Copyright 1999 American Lawyer Media, L.P.
The Recorder
March 1, 1999, Friday
 

SECTION: NEWS; PG. 3

HEADLINE: DAVID DAUBE REMEMBERED AS GREAT LEGAL SCHOLAR
 
BYLINE: Torri Still

BODY:
Boalt Hall School of Law professor emeritus David Daube, hailed by a colleague as "one of the great legal scholars in the world," died Wednesday in Pleasant Hill. Daube, 90, had pneumonia.

Fellow professor emeritus Robert Cole said Daube, a biblical law scholar, combined a "total genius for personal relationships" with "very careful, technical scholarly research."

According to Cole, there was but one person who matched Daube's rare mixture of charm and scholarship: the late Supreme Court Justice Felix Frankfurter.

Daube, a German native who grew up in an ultra-Orthodox Jewish household, left for England in the 1930s to escape Nazi persecution.
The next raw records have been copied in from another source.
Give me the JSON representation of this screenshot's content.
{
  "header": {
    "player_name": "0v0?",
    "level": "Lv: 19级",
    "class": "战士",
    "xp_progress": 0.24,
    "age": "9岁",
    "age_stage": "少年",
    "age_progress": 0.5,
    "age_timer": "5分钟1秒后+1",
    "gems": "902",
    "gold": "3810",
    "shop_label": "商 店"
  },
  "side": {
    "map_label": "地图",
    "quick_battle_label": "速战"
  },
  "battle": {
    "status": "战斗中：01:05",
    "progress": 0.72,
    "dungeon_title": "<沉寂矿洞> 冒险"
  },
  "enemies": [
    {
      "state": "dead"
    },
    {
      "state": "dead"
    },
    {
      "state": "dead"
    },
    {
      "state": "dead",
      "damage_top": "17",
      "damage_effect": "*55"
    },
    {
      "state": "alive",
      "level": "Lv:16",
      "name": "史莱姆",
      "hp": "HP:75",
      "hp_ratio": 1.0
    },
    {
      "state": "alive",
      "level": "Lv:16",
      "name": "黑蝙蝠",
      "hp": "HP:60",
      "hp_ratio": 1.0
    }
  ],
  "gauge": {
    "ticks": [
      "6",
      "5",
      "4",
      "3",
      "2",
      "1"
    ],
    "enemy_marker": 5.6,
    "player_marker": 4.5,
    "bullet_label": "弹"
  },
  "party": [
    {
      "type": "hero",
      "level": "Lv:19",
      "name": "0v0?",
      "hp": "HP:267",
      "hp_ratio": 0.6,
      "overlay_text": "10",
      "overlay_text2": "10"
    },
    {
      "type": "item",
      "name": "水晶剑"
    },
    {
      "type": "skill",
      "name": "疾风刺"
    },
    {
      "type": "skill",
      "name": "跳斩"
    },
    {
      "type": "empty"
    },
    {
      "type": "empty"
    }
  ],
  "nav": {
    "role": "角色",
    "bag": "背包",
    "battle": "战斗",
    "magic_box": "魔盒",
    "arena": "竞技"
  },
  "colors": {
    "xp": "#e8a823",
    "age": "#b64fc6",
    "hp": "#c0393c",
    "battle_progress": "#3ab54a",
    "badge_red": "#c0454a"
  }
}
He received a doctorate from Cambridge University, a master's from Oxford and served as a fellow at Oxford's All Souls College before being royally appointed to the position of Regius Professor of Civil Law at Oxford.

In 1970, Daube joined the faculty at Boalt Hall, where he would remain until retiring in 1994. His research and teaching focused on Roman law, biblical law, Hebraic law, and ethics, and he penned dozens of books and articles on subjects ranging from wine in the _Bible_ to the origins of detective novels.

At one point in his life, every academic chair in Roman law and ancient history in Britain was held by one of his former students. Between 1974 and 1993, scholars wrote four collections of essays in his honor.

Daube is survived by his wife, Helen; sons Jonathan, Benjamin and Michael; stepchildren Tina Smelser and Eric Smelser; and six grandchildren.

A memorial service at Boalt Hall is planned for April.